03/28/2024

Cities face seven years of growing CalPERS costs

Cities jolted by a new CalPERS rate increase laid out in their annual pension reports this fall are finding few options for cost relief. Basically, they can pay more now to avoid higher costs later or curb the growth of employees and their pay.

As rising pension costs squeeze funding from government services, a big change could come from a state Supreme Court decision. Two unanimous rulings by appellate court panels allow cuts in pensions earned by current employees in the future.

Appeals of the two rulings have yet to be heard by the Supreme Court. How the high court will rule, and what might follow if the groundbreaking appellate rulings are upheld, is far from clear.

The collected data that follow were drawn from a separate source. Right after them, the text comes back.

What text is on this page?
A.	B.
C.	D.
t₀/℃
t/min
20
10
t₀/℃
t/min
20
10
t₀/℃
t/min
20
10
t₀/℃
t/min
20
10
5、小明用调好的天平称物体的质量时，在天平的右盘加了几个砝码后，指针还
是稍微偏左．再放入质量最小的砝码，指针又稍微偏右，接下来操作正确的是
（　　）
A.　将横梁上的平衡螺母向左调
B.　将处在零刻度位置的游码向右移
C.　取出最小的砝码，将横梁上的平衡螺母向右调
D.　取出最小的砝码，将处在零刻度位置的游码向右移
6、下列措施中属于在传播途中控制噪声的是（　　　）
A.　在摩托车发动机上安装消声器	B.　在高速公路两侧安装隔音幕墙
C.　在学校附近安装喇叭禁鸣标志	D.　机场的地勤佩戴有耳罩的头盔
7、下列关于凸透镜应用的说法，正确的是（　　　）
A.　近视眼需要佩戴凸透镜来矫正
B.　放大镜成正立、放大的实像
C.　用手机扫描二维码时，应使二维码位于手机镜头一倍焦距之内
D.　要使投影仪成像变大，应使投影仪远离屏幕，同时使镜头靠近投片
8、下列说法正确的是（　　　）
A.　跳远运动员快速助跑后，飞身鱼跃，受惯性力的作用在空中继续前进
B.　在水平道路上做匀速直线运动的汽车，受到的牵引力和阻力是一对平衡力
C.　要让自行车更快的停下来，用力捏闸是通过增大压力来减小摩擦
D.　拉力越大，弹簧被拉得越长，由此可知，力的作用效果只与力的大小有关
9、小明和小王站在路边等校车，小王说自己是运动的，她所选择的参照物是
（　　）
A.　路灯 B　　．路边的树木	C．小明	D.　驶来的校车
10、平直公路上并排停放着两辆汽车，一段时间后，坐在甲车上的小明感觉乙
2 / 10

The California Public Employees Retirement System, like many public pension plans, has not recovered from huge investment losses a decade ago. Last year CalPERS only had 68 percent of the projected assets needed to pay future pension costs.

The funding level now is several percentage points higher. Investment earnings in the fiscal year ending in June, 11.2 percent, exceeded the 7 percent target. A $6 billion extra payment for state workers is expected to save $11 billion over two decades.

But a lengthy bull market that began in 2009 after a stock market crash may be coming to an end. And CalPERS is forecasting that its investment portfolio, valued at $340 billion last week, will earn a below-target 6.2 percent during the next decade.

The failure to recover from big investment losses, as CalPERS has done in the past, leaves no cushion to absorb large losses. A downturn could drop the funding level below 50 percent, a red line experts think makes a return to 100 percent unlikely.

“Frankly, if it falls below 50 percent it’s a hole that’s almost impossible to get out of,” Brad Pacheco, CalPERS deputy executive, told the Salinas city council on Sept. 26. “So we needed to inject cash into the system, and that’s one of the reasons they lowered the discount rate.”

The CalPERS investment earnings forecast used to offset or discount the cost of future pensions was lowered from 7.5 percent to 7 percent last December. The resulting employer rate increase for local governments begins next year and won’t be fully phased in until 2024.